Bush and Blair do not regret invading Iraq on a totally false prospectus and continue to insist that it was "the right thing to do". Estimates of the civilian casualties of that conflict go as high as 655,000.

So perhaps I am being unfair when I ask if Blunkett regrets or feels any responsibility for the death of Mr Tokhi.

However, Bush and Blair will cloak their responsibility in the dreadful omelette analogy, claiming that a certain amount of eggs had to be broken to achieve whatever nominal result they feel they have pulled off in Afghanistan.

The case of Mr Tokhi is shorn of any such omelette cover.

This is the case of an individual who said, "If you send me back there I will die." They sent him back there and he has died.

But I do not imagine that Blunkett will feel any regrets. For, if he were to do so, he would be going against the political grain that Bush and Blair have established.

Both Bush's Republican Party and Blair's New Labour have stressed the need for individual responsibility whilst evading their own personal responsibility for the dreadful misjudgements that both of their governments have made.

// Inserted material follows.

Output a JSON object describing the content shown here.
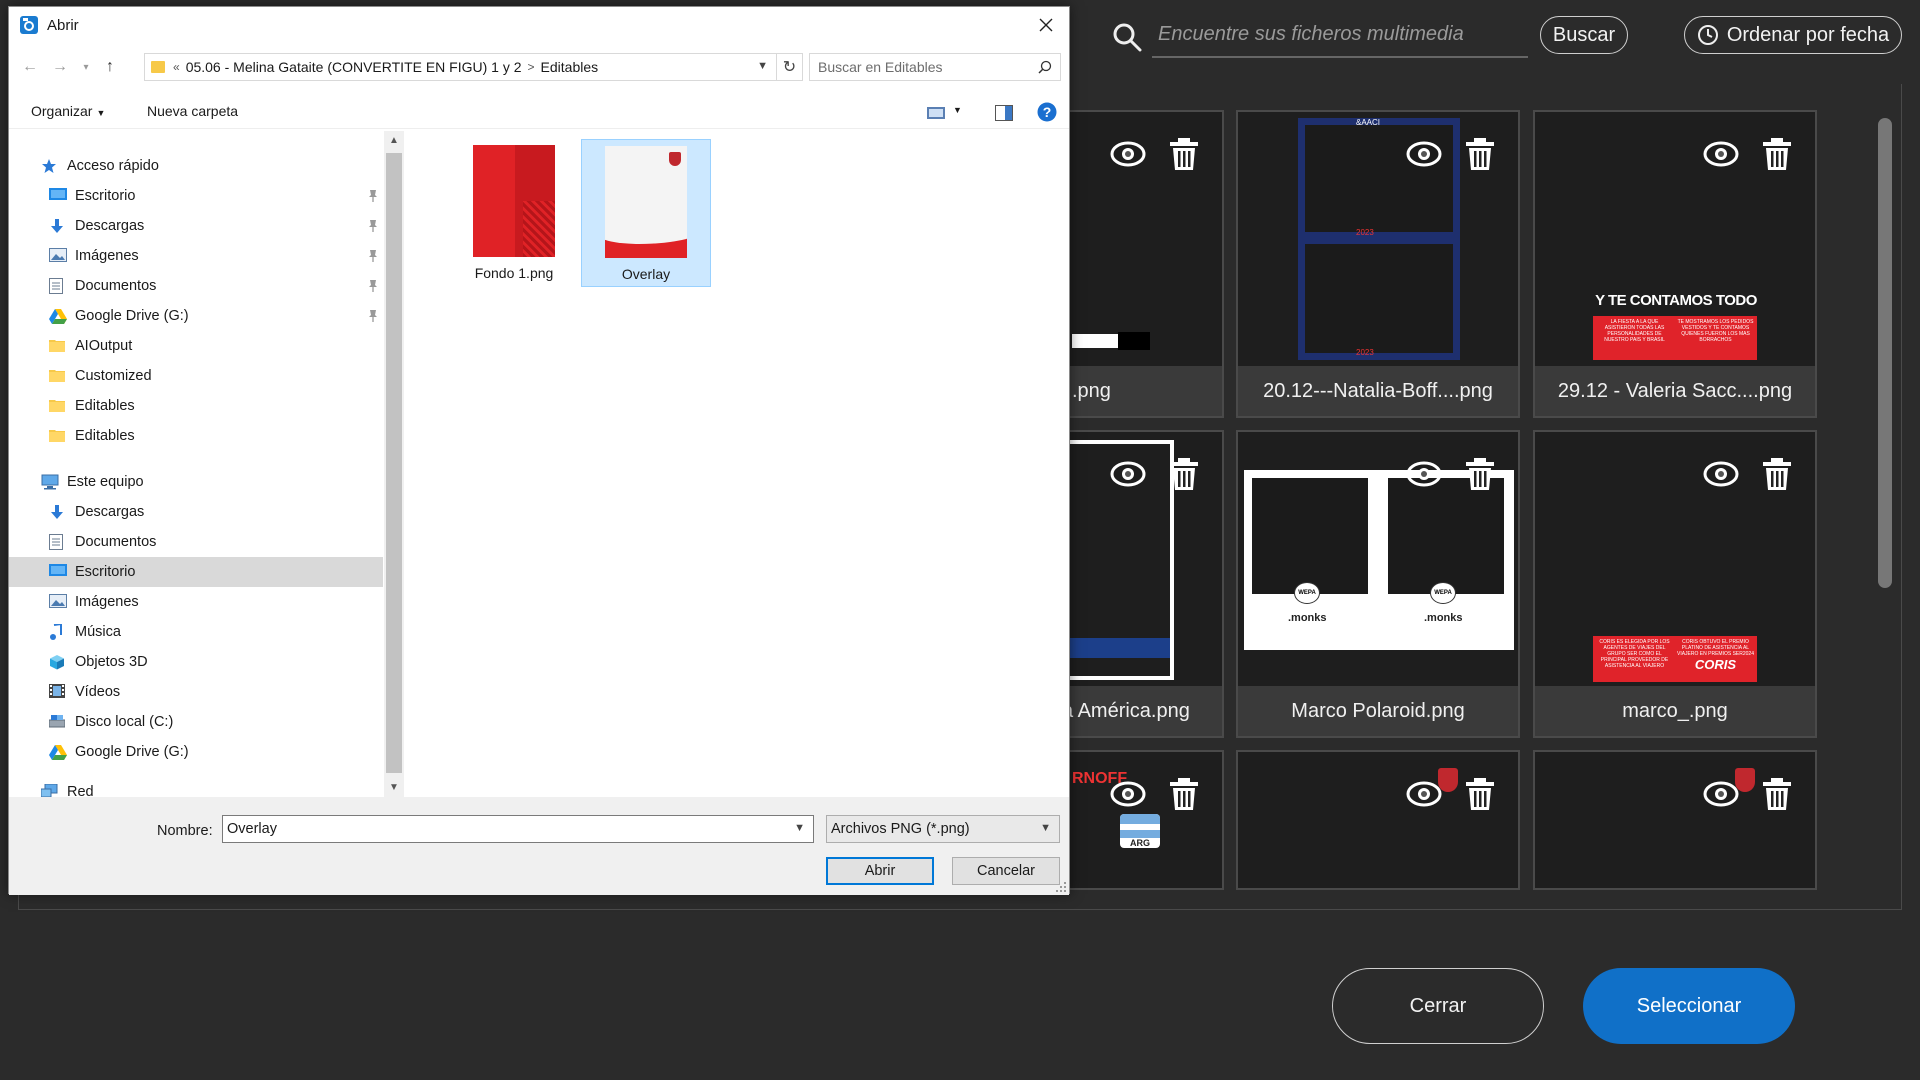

Neither has fallen on their swords and neither has expressed any form of regret.

So it's probably unfair of me to expect any such regret from Blunkett. However, a man is dead who should be alive were someone in power to have told the truth about what is actually happening in Afghanistan.

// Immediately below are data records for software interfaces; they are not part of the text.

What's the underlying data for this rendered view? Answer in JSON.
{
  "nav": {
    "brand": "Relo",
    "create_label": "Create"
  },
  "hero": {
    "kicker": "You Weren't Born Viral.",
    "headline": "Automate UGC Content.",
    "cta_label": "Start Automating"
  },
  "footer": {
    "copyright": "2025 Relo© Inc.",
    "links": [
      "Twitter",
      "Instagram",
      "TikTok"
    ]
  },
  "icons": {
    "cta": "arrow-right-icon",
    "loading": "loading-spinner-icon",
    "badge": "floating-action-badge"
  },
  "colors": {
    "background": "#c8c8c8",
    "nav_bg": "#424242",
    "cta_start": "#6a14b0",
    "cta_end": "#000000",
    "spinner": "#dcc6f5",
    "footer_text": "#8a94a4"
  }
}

His death is analogous of so many deaths in both Afghanistan and Iraq. So many people have died because the governments of both Britain and the US continue to insist that their lie is the truth.

I am sure history will hold them to account. But the punishment of history will not bring one dead body back to life. Nor will it, in any way, be commensurate with the punishment that should fit their crimes.

Abdullah Tokhi is simply one more dead man amongst hundreds of thousands of dead civilians in Bush and Blair's wars. But his death highlights the chasm between government rhetoric and the reality on the ground. It also highlights the hypocrisy of regime's that call for individual responsibility, whilst refusing steadfastly to accept any responsibility for the mistakes made by themselves.